Form of Norwegian language (1350–1550)

Middle Norwegian (Norwegian Bokmål: mellomnorsk; Norwegian Nynorsk: mellomnorsk, millomnorsk) is a form of the Norwegian language that was spoken from 1350 up to 1550 and was the last phase of Norwegian in its original state, before Danish replaced Norwegian as the official written language in Norway.

== Language history ==
The Black Death came to Norway in 1349, killing over 60% of the population. This significantly affected the development of Norwegian down the line.

The language in Norway after 1350 until about 1550 is generally referred to as Middle Norwegian. During this period the language went through several changes: morphological paradigms were simplified, including the loss of grammatical cases and the levelling of personal inflection on verbs. An epenthetic "e" gradually appeared before the nominative -r ending from Old Norse to ease pronunciation. This made terms such as hestr change to hester.

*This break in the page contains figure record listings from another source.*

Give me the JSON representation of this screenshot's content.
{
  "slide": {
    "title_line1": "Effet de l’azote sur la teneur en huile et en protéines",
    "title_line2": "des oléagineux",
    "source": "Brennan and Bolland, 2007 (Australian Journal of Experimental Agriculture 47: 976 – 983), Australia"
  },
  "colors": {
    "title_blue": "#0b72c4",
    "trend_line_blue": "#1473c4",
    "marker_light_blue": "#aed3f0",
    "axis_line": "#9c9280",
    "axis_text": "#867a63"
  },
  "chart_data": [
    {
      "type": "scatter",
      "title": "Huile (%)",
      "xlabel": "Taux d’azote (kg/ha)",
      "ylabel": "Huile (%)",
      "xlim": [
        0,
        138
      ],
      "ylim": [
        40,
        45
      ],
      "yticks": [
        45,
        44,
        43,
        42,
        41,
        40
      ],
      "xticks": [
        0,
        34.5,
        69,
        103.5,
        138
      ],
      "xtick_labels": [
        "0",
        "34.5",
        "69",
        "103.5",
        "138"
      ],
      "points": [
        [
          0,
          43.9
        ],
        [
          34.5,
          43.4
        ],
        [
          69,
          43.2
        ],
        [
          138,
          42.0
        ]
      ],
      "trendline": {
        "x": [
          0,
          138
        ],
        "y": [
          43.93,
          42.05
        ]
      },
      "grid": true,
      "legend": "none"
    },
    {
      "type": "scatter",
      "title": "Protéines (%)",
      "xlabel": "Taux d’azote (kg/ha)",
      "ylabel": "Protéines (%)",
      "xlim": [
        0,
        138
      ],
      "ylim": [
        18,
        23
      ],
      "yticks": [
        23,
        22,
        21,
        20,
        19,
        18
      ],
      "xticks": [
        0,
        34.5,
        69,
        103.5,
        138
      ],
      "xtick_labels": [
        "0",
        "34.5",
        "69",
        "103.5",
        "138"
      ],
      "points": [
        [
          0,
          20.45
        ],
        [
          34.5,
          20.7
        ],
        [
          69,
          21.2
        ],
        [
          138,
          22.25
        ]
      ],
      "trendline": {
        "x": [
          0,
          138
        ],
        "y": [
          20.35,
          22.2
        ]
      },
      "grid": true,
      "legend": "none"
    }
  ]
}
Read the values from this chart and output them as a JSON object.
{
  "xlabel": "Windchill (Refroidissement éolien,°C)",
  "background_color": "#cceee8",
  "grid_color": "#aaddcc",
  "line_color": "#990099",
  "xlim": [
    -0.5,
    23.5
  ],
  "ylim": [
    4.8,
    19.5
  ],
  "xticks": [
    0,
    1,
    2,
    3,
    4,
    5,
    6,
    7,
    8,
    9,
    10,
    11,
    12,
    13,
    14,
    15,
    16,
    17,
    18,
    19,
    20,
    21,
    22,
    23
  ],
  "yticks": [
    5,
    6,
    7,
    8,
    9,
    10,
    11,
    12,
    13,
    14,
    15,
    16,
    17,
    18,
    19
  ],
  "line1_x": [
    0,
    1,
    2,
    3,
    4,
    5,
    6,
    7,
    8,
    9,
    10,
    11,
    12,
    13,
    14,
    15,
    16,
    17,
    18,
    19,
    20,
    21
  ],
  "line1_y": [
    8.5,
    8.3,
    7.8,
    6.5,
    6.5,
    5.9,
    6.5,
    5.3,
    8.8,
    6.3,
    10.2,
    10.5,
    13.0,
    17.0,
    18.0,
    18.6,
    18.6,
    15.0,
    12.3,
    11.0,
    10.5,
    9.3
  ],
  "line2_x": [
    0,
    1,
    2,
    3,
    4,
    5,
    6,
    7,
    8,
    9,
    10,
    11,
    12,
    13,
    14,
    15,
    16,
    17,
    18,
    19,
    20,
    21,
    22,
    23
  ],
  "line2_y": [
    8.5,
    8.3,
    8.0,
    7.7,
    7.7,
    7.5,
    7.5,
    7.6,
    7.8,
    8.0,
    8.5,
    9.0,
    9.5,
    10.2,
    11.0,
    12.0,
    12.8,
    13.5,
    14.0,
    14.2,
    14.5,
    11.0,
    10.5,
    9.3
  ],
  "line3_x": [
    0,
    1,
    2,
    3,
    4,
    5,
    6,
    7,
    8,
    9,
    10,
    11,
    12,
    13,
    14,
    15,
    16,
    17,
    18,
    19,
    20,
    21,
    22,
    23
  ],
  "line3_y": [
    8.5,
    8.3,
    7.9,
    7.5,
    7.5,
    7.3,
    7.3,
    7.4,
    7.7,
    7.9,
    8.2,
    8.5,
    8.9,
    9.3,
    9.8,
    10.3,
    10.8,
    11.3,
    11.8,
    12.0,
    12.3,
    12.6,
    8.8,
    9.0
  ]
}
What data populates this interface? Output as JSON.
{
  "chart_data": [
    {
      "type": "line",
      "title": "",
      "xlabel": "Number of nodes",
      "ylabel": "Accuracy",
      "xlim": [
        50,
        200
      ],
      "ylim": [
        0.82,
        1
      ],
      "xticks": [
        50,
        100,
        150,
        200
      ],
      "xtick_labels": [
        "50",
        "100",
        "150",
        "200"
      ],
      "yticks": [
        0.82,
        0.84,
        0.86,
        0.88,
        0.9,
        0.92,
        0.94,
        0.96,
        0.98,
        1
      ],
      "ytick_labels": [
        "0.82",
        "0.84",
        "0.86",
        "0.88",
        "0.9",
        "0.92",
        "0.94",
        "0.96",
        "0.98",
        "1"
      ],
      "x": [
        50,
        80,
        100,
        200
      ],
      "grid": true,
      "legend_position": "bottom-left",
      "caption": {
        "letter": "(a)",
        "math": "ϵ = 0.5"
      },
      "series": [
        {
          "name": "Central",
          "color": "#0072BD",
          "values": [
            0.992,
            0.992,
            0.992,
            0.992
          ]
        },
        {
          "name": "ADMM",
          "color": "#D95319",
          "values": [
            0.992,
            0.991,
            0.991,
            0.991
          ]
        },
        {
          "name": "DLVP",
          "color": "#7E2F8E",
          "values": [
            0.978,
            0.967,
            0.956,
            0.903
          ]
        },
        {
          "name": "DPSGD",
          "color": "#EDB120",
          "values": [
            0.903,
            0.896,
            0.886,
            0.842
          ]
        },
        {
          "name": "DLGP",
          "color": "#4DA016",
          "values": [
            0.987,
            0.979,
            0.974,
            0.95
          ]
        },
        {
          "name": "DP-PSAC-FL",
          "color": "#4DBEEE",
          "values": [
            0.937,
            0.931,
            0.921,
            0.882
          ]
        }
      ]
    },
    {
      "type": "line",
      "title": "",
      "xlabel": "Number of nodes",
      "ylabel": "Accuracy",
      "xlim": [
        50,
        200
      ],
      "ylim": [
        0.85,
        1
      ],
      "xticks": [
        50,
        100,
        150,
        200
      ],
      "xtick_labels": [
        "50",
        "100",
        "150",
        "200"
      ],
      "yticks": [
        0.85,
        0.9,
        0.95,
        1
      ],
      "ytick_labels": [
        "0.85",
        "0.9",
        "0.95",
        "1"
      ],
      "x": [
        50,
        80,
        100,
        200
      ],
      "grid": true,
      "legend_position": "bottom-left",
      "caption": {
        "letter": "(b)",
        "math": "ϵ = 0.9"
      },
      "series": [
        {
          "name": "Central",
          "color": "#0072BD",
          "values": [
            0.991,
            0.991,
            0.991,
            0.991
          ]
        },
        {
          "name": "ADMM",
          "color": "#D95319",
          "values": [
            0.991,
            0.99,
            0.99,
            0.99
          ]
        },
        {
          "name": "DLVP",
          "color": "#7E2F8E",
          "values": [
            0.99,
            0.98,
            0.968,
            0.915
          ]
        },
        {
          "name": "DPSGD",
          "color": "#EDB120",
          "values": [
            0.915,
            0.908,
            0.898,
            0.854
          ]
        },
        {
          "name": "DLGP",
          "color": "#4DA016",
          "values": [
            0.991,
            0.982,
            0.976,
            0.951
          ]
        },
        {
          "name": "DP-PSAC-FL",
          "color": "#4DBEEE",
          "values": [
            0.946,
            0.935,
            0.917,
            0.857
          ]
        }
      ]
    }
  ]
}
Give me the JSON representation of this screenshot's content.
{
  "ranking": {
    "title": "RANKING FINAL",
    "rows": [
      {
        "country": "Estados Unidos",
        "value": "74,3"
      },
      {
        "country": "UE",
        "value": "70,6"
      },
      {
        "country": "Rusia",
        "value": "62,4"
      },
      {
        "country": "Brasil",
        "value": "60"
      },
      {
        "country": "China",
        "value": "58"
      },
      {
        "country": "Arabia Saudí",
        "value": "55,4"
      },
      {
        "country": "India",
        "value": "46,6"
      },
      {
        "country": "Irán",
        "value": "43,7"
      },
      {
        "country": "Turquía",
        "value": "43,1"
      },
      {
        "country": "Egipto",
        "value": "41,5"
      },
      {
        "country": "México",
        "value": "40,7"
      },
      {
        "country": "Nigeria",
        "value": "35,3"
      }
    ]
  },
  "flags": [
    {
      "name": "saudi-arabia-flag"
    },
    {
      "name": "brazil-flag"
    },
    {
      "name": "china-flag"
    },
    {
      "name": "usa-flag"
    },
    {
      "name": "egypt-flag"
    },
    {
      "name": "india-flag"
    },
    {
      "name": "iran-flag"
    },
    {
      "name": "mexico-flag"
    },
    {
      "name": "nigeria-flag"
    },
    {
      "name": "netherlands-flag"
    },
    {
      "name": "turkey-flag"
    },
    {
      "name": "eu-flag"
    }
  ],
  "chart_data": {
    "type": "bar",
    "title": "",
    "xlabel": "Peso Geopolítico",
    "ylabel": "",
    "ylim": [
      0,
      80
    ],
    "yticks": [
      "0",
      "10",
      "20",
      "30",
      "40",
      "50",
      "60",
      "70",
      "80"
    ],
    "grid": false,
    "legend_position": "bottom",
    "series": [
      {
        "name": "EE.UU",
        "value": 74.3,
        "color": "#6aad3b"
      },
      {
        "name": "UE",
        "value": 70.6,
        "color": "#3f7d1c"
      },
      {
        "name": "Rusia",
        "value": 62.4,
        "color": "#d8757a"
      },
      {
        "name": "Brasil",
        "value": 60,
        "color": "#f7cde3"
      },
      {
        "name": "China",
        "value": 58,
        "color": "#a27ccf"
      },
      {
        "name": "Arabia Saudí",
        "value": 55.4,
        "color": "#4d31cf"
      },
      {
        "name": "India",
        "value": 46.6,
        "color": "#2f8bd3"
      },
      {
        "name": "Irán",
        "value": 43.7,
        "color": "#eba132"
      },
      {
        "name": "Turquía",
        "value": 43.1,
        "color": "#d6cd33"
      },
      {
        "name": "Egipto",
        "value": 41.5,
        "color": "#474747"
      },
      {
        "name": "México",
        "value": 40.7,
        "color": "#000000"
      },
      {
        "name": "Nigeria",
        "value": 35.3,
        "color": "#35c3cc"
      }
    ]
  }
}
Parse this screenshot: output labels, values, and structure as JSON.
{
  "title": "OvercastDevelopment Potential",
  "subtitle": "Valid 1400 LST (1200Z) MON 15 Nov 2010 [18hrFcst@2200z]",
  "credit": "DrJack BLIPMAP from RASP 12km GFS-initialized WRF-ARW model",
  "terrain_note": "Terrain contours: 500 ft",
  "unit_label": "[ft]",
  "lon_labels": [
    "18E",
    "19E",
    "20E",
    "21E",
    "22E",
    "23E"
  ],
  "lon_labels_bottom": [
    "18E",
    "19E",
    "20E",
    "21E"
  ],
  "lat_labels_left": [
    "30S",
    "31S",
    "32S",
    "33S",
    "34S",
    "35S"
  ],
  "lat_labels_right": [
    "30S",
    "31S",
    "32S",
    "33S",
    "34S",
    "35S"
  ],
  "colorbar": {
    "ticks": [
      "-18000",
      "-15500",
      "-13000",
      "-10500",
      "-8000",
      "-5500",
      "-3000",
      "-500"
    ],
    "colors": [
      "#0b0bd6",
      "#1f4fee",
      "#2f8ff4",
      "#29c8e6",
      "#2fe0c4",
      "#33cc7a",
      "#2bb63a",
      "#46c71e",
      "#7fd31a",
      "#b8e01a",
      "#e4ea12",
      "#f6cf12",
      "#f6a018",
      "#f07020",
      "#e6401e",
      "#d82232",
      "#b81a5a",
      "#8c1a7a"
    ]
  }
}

The -r disappeared from the language altogether, and so did the epenthetic in most dialects, but some still retain this vowel. A vowel reduction also took place, in some dialects, including in parts of Norway, reducing many final unstressed vowels in a word to a common "e".

The phonemic inventory also underwent changes. The dental fricatives, represented by the letters þ and ð, disappeared from Norwegian, either by merging with their equivalent stop consonants, represented by t and d, respectively, or by being lost altogether.

=== Danicisation of the written language ===
During the 15th century, Middle Norwegian gradually ceased to be used as a written language. At the end of the 16th century, Christian IV of Denmark-Norway (1577–1648) decided to revise and translate Magnus VI of Norway's 13th century Landslov "Country Law" into Danish, since it was originally written in Old West Norse. In 1604, the revised version of the law was introduced. The translation of this law marks the final transition to Danish as the administrative language in Norway.